Chloe Pleznac: It’s my potentially outdated perception that most pageant contestants have some kind of special skill or, you know, a cause that they advocate for. Do you have a special skill or a cause that you showcased?
Honour Miller-Austin: Yeah, so we had a – I think it was called a platform. And my platform was “Better than yesterday.” It’s a mental health platform that surrounded, like, trying to bring light to making sure others are aware that we are trying to advocate for mental health, and how to get everyone better health care access, and able to make sure that they I suppose can be less ashamed of how they handle their mental health and how we get access to those resources and stuff like that.
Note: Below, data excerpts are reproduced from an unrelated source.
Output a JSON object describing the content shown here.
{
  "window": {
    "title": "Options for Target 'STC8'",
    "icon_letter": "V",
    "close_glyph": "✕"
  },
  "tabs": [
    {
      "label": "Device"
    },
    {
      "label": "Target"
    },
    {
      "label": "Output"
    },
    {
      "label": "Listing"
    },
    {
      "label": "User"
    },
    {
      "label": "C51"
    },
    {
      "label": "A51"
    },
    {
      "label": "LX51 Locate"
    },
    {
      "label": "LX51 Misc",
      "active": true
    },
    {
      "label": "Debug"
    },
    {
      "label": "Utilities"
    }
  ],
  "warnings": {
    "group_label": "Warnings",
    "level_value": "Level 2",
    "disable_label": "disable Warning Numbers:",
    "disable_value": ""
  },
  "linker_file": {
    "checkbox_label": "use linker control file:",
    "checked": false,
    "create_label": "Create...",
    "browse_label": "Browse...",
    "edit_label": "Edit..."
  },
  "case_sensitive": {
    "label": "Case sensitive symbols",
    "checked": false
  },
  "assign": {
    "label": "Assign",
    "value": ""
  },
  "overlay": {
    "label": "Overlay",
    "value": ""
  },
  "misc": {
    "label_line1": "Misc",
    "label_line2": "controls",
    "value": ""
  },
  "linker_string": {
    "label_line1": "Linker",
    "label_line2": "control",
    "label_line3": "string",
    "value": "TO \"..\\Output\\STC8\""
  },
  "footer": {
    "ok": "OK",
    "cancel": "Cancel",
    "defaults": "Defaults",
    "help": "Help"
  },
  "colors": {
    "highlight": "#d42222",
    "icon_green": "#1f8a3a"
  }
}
But I think that that was a lot of women’s platform this year is just bringing more awareness to mental health.
Chloe Pleznac: What kind of impact did this year’s experience have on you personally?
Honour Miller-Austin: I think that it impacted me in a way where I realized the confidence that I was suppressing for so long by like being insecure and like really underappreciated of myself and my own kind of, I don’t know, life, I suppose. Like, I just work and I’m very humble. And then I really exude this confidence after the pageant that I didn’t realize existed until now.
Chloe Pleznac: So definitely an empowering experience. Will you participate in future pageants?
Honour Miller-Austin: Yes, next year, we’re going to try again for Miss Alaska USA. And hopefully, we take home the title. But I mean, no pressure there! Just kind of really excited for the experience in itself. Again, it was just one of those things where I didn’t realize how fun it was until you get there and you’re around these women that are actually really trying to make a difference.
Correction: An earlier version of this story said Miller-Austin competed in the Miss Alaska pageant. It was the Miss Alaska USA pageant.